Prompt engineering for a production app is a completely different discipline than playing with ChatGPT. You need the model to be helpful but constrained. Creative but predictable. Conversational but structured. Every edge case is a new line in your prompt, and every new line is a potential conflict with an existing instruction.

Voice, camera, and the input explosion

By mid-December I had text, voice, barcode scanning, and — in a moment of ambition I'd later question — a camera input for photographing meals. The commit message says it all: "add camera input field (might regret that later)."

Each input method created its own parsing challenges.

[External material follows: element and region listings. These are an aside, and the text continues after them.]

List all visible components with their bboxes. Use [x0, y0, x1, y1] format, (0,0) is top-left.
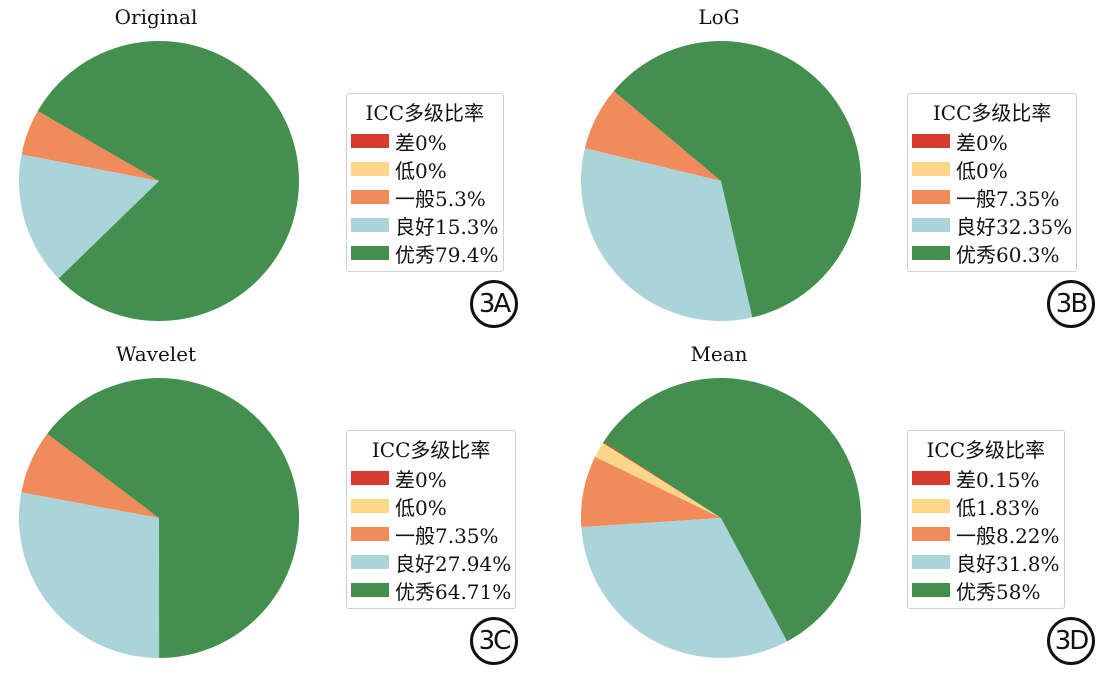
- chart-title: LoG: [698, 5, 740, 29]
- legend-title: ICC多级比率: [371, 438, 491, 462]
- legend-swatch: [912, 499, 950, 513]
- legend-label: 良好15.3%: [395, 214, 499, 239]
- legend-label: 良好27.94%: [395, 551, 512, 576]
- legend: ICC多级比率 差0% 低0% 一般7.35% 良好27.94% 优秀64.71…: [346, 430, 517, 609]
- slice-fair: [21, 433, 159, 518]
- legend-item-excellent: 优秀64.71%: [351, 576, 511, 604]
- slice-excellent: [47, 378, 300, 658]
- slice-poor: [602, 441, 721, 518]
- legend-label: 良好32.35%: [956, 214, 1073, 239]
- slice-excellent: [603, 377, 862, 642]
- chart-panel-mean: Mean ICC多级比率 差0.15% 低1.83% 一般8.22% 良好31.…: [551, 337, 1102, 674]
- legend-item-good: 良好15.3%: [351, 211, 499, 239]
- slice-fair: [580, 456, 721, 528]
- legend-item-poor: 差0%: [351, 464, 511, 492]
- legend-item-excellent: 优秀58%: [912, 576, 1060, 604]
- legend-label: 优秀58%: [956, 579, 1041, 604]
- legend-label: 一般7.35%: [956, 186, 1060, 211]
- legend-swatch: [351, 162, 389, 176]
- panel-badge: 3A: [470, 280, 518, 328]
- legend-swatch: [351, 527, 389, 541]
- legend-label: 优秀60.3%: [956, 242, 1060, 267]
- pie-chart: [580, 41, 861, 322]
- legend-item-poor: 差0%: [351, 127, 499, 155]
- legend-item-excellent: 优秀79.4%: [351, 239, 499, 267]
- pie-chart: [18, 378, 300, 658]
- legend-item-excellent: 优秀60.3%: [912, 239, 1072, 267]
- legend-swatch: [912, 583, 950, 597]
- chart-title: Mean: [690, 342, 748, 366]
- legend-title: ICC多级比率: [932, 101, 1052, 125]
- slice-good: [18, 492, 160, 658]
- legend-swatch: [912, 246, 950, 260]
- legend-swatch: [351, 190, 389, 204]
- slice-excellent: [37, 41, 300, 322]
- legend-swatch: [912, 162, 950, 176]
- panel-badge: 3D: [1047, 617, 1095, 665]
- legend: ICC多级比率 差0% 低0% 一般5.3% 良好15.3% 优秀79.4%: [346, 93, 504, 272]
- legend-label: 一般8.22%: [956, 523, 1060, 548]
- legend-item-low: 低0%: [351, 155, 499, 183]
- legend-swatch: [351, 134, 389, 148]
- legend-label: 低1.83%: [956, 495, 1040, 520]
- slice-fair: [21, 111, 159, 181]
- slice-fair: [584, 91, 721, 181]
- legend-label: 一般7.35%: [395, 523, 499, 548]
- legend-title: ICC多级比率: [365, 101, 485, 125]
- legend-swatch: [351, 471, 389, 485]
- legend-item-low: 低0%: [351, 492, 511, 520]
- legend-label: 低0%: [395, 495, 447, 520]
- legend-item-poor: 差0%: [912, 127, 1072, 155]
- legend-swatch: [912, 190, 950, 204]
- panel-badge: 3C: [470, 617, 518, 665]
- legend-item-low: 低1.83%: [912, 492, 1060, 520]
- legend-item-fair: 一般7.35%: [912, 183, 1072, 211]
- legend-swatch: [912, 134, 950, 148]
- legend-swatch: [351, 583, 389, 597]
- pie-chart: [19, 41, 300, 322]
- pie-chart: [580, 377, 862, 659]
- legend-item-good: 良好27.94%: [351, 548, 511, 576]
- chart-panel-original: Original ICC多级比率 差0% 低0% 一般5.3% 良好15.3% …: [0, 0, 551, 337]
- legend-label: 优秀79.4%: [395, 242, 499, 267]
- legend-item-good: 良好32.35%: [912, 211, 1072, 239]
- slice-good: [580, 148, 753, 322]
- legend-swatch: [912, 218, 950, 232]
- legend: ICC多级比率 差0.15% 低1.83% 一般8.22% 良好31.8% 优秀…: [907, 430, 1065, 609]
- legend-label: 低0%: [395, 158, 447, 183]
- chart-panel-wavelet: Wavelet ICC多级比率 差0% 低0% 一般7.35% 良好27.94%…: [0, 337, 551, 674]
- legend-item-fair: 一般8.22%: [912, 520, 1060, 548]
- legend-label: 优秀64.71%: [395, 579, 512, 604]
- legend-label: 低0%: [956, 158, 1008, 183]
- legend-label: 差0.15%: [956, 467, 1040, 492]
- legend-item-good: 良好31.8%: [912, 548, 1060, 576]
- panel-badge: 3B: [1047, 280, 1095, 328]
- legend-item-fair: 一般5.3%: [351, 183, 499, 211]
- chart-panel-log: LoG ICC多级比率 差0% 低0% 一般7.35% 良好32.35% 优秀6…: [551, 0, 1102, 337]
- legend-item-fair: 一般7.35%: [351, 520, 511, 548]
- legend-swatch: [912, 471, 950, 485]
- legend-swatch: [351, 246, 389, 260]
- legend-title: ICC多级比率: [926, 438, 1046, 462]
- legend-label: 良好31.8%: [956, 551, 1060, 576]
- legend-label: 差0%: [395, 467, 447, 492]
- legend: ICC多级比率 差0% 低0% 一般7.35% 良好32.35% 优秀60.3%: [907, 93, 1078, 272]
- legend-label: 一般5.3%: [395, 186, 486, 211]
- chart-title: Original: [114, 5, 198, 29]
- legend-item-low: 低0%: [912, 155, 1072, 183]
- legend-swatch: [912, 527, 950, 541]
- legend-label: 差0%: [395, 130, 447, 155]
- slice-excellent: [613, 41, 861, 318]
- slice-good: [581, 518, 788, 659]
- slice-good: [19, 154, 159, 279]
- legend-swatch: [351, 499, 389, 513]
- legend-swatch: [351, 218, 389, 232]
- legend-item-poor: 差0.15%: [912, 464, 1060, 492]
- slice-low: [595, 442, 721, 518]
- legend-label: 差0%: [956, 130, 1008, 155]
- chart-title: Wavelet: [115, 342, 197, 366]
- legend-swatch: [351, 555, 389, 569]
- legend-swatch: [912, 555, 950, 569]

Voice transcription adds its own errors before the AI even sees the text. Barcode data from different databases has inconsistent formats. Camera-based food recognition is an unsolved problem in computer vision.

But the core insight held: meet users where they are. Some people want to type "oatmeal with honey." Others want to scan a barcode. The AI layer normalizes all of it into the same structured format. That's the real product — not any single input method, but the intelligence that sits behind all of them.